The mid-fi alternated between "Memory" and "Spark" across screens, and three of four testers found it disorienting. Hi-fi copy standardizes on "Memory" throughout, with Milestone, Story, Anniversary, and Other as its subtypes. That change also resolved a smaller complaint on its own: "Memory" had been listed as a confusing subtype of itself, and removing it left a cleaner, mutually exclusive set.

Building the system behind the screens

Six fixes solved six screens. They didn't guarantee the next screen I designed would feel consistent with the first one. So I treated this redesign as a chance to do something none of my other projects required: build the system underneath the screens, not just the screens themselves.

Everything starts from an 8px base unit. Every spacing value, corner radius, and component size traces back to a documented token, not "this looks about right," but a numbered scale anyone on a team could reference and extend without guessing.

Spacing scale Spacing scale token reference, 4 to 48px

Color works the same way, and it's the part I'd point to first. The palette is four colors, cream, coral, warm grey, sage, but the part that actually does the work is the layer underneath it. A primary button isn't styled with "coral," it's styled with a semantic alias like action-primary-default, which resolves to coral-500, with coral-700 defined for its hover state and coral-300 for disabled. Change the alias once, and every button in the product inherits the update. Nothing gets repicked by eye, screen by screen.

Global color tokens
Coral · primary actions, CTAs, anniversary pins
coral-100
#FCE8E0
coral-300
#F3B39E
coral-500
#E8825B
coral-700
#C75F38
Sage · secondary actions, milestone pins
sage-100
#EAF2E8
sage-300
#BCD1B6
sage-500
#8FAC84
sage-700
#6A8760
Warm Grey · text, borders, story pins
warmgrey-100
#F5F5F5
warmgrey-300
#D1D1D1
warmgrey-500
#8C8C8C
warmgrey-700
#4A4A4A
Semantic alias layer
AliasResolves toUse case
action-primary-default coral-500 Primary buttons, CTAs, active tab
action-primary-hover coral-700 Pressed state for primary actions
action-secondary-default sage-500 Secondary buttons, QR code actions
text-primary warmgrey-700 Headings, titles, body text
text-secondary warmgrey-500 Metadata, captions, timestamps
bg-default cream-100 Page background, main canvas
border-default warmgrey-300 Input borders, inactive chips

The same logic carries into typography, a five-level scale split across two typefaces: a rounded display face for headings, and Inter for everything functional. It also carries into a documented component library: buttons in three states, inputs, chips, and the pin legend the redesign introduced.

Typography scale
Heading 1Arial Rounded MT Bold · 24/32
Memories worth revisiting
Heading 2Arial Rounded MT Bold · 20/28
Memories worth revisiting
Heading 3Arial Rounded MT Bold · 16/24
Memories worth revisiting
BodyInter Regular · 14/20
Memories worth revisiting.
Body BoldInter Bold · 14/20
Memories worth revisiting.
CaptionInter Regular · 12/16
March 15, 2026 · High School Friends
Components
Primary button, three states
Primary button, default, hover, and disabled states
Pin legend, by shape and color
Pin legend, Anniversary, Milestone, and Story

This is the part of the project I'd point to if asked whether I can hand off a design that holds together at scale, not just one that looks good in a single screen.

Impact & what I took away

The outcome is a prototype validated by two independent evidence sources, six interface fixes that each trace to a specific finding, and a documented design system covering tokens, type, color, and components, the first time I'd built one from scratch rather than inheriting one.

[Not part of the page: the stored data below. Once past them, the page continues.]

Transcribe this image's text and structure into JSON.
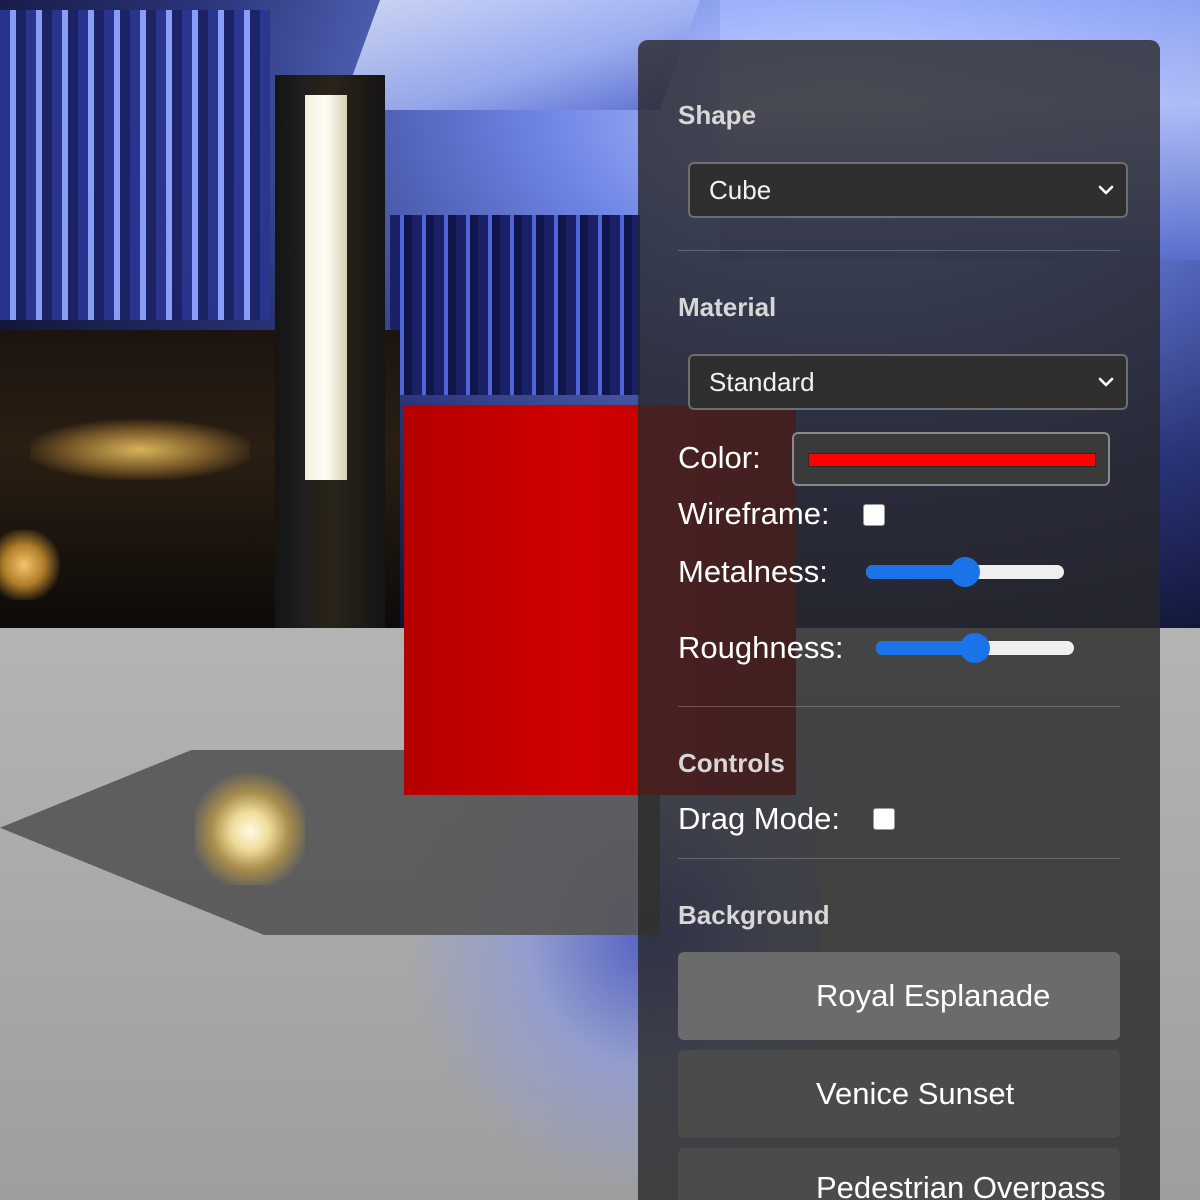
{
  "panel": {
    "shape": {
      "title": "Shape",
      "selected": "Cube"
    },
    "material": {
      "title": "Material",
      "selected": "Standard",
      "color_label": "Color:",
      "color_value": "#ff0000",
      "wireframe_label": "Wireframe:",
      "wireframe_checked": false,
      "metalness_label": "Metalness:",
      "metalness_value": 0.5,
      "roughness_label": "Roughness:",
      "roughness_value": 0.5
    },
    "controls": {
      "title": "Controls",
      "drag_mode_label": "Drag Mode:",
      "drag_mode_checked": false
    },
    "background": {
      "title": "Background",
      "options": [
        {
          "label": "Royal Esplanade",
          "active": true
        },
        {
          "label": "Venice Sunset",
          "active": false
        },
        {
          "label": "Pedestrian Overpass",
          "active": false
        }
      ]
    }
  },
  "colors": {
    "accent": "#1a73e8",
    "cube": "#d00000",
    "panel_bg": "#282828"
  }
}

The clearest lesson came from the style tile vote. The numbers said the warm direction was the answer; the interviews said it still had a legibility gap nobody flagged when they voted for it. Popularity and usability are different questions, and I'd test them separately from here on rather than trust one round of voting to answer both.

The system itself taught me something more practical. Once spacing, color, and type live in tokens instead of individual decisions, consistency stops being something I have to remember to maintain. It becomes the default. That's the discipline I'd bring to a product team scaling past a handful of screens.